Une boucle n'est pas une TERRIBLE façon d'attendre quelque chose, si votre programme n'a rien d'autre à faire pendant qu'il attend (par exemple lors de la connexion à une base de données). Cependant, je vois des problèmes avec le vôtre.
//It's not apparent why you wait exactly 10 times for this thing to happen
for (int i = 0; i < 10; i++)
{
//A method, to me, indicates significant code behind the scenes.
//Could this be a property instead, or maybe a shared reference?
if (Thing.WaitingFor())
{
break;
}
//Sleeping wastes time; the operation could finish halfway through your sleep.

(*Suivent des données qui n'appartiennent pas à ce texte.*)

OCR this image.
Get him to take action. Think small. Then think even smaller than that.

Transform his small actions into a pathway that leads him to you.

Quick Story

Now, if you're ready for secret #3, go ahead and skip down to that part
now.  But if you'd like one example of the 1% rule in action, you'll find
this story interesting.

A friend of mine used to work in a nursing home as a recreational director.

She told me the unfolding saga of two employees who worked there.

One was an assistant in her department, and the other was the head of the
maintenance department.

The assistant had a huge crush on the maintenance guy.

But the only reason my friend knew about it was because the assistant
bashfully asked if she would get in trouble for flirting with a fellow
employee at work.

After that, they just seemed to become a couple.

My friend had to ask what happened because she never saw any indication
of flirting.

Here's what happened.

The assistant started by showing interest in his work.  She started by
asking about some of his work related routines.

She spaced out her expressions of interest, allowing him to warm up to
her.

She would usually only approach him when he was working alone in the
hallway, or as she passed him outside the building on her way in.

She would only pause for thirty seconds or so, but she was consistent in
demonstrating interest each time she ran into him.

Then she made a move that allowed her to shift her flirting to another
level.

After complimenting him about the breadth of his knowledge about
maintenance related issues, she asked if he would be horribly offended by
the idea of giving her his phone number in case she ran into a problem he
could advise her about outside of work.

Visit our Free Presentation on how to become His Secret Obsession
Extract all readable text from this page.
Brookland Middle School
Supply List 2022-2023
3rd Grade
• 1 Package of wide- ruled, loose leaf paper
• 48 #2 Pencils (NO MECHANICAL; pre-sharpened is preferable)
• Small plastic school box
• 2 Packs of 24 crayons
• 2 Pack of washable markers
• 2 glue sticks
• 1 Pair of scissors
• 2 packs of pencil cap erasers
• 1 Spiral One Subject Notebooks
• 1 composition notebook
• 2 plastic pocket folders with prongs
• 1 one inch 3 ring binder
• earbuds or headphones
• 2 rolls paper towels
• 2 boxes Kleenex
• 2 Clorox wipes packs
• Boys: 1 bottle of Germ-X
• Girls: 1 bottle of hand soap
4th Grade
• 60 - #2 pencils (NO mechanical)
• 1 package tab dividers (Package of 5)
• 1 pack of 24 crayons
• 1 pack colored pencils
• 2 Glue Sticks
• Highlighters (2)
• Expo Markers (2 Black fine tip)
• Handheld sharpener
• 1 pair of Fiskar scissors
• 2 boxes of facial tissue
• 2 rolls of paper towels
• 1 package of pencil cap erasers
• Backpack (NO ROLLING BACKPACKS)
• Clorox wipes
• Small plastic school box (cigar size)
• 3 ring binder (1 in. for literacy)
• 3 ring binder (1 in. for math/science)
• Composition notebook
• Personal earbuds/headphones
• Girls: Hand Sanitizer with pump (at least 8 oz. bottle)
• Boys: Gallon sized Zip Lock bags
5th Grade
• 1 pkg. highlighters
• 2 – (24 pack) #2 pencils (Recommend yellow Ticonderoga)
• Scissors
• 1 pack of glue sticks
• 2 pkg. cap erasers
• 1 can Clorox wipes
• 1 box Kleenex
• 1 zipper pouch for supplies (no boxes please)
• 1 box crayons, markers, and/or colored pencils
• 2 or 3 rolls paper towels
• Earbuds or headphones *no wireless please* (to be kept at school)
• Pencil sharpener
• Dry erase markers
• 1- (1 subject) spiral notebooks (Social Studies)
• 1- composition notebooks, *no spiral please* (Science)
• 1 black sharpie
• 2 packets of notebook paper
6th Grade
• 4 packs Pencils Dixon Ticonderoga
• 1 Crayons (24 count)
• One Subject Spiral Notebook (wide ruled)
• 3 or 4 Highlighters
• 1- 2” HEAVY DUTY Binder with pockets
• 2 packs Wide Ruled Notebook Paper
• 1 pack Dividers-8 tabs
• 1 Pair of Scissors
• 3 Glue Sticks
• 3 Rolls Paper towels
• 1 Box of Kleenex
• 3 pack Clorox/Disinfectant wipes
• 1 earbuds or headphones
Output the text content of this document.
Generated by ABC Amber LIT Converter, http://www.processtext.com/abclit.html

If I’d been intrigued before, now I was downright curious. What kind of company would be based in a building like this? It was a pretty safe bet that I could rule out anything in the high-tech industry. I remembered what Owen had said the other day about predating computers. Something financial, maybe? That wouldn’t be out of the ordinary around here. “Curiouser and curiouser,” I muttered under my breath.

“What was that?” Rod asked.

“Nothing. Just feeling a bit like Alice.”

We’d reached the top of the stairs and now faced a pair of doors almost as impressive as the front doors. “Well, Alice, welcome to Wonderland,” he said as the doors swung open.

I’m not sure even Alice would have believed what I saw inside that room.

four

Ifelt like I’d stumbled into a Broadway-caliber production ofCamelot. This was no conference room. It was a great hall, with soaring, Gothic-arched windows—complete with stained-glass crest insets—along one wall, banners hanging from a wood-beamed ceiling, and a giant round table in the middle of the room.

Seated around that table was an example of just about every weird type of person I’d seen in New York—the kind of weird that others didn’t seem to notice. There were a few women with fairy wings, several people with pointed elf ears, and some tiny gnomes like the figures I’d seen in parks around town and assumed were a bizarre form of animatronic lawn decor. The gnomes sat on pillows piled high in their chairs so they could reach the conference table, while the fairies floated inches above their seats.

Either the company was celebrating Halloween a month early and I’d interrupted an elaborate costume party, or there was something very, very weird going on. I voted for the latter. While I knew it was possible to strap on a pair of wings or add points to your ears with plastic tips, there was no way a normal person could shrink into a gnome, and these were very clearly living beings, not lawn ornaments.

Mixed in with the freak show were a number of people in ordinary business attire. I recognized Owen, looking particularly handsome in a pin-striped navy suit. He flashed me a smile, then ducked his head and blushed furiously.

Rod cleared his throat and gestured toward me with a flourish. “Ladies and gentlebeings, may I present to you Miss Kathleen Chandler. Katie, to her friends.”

//Unless you need the program to pause for exactly a certain time, consider
//Thread.Yield().
//Also, adjusting the timeout requires considering how many times you'll loop.
Thread.Sleep(sleep_time);
}
if(!Thing.WaitingFor())
{
throw new ItDidntHappenException();
}
En bref, le code ci-dessus ressemble davantage à une "boucle de nouvelle tentative", qui a été bâti pour fonctionner davantage comme un délai d'attente. Voici comment je structurerais une boucle de délai d'attente:
var complete = false;
var startTime = DateTime.Now;
var timeout = new TimeSpan(0,0,30); //a thirty-second timeout.
//We'll loop as many times as we have to; how we exit this loop is dependent only
//on whether it finished within 30 seconds or not.
while(!complete && DateTime.Now < startTime.Add(timeout))
{
//A property indicating status; properties should be simpler in function than methods.
//this one could even be a field.
if(Thing.WereWaitingOnIsComplete)
{
complete = true;
break;
}
//Signals the OS to suspend this thread and run any others that require CPU time.
//the OS controls when we return, which will likely be far sooner than your Sleep().
Thread.Yield();
}
//Reduce dependence on Thing using our local.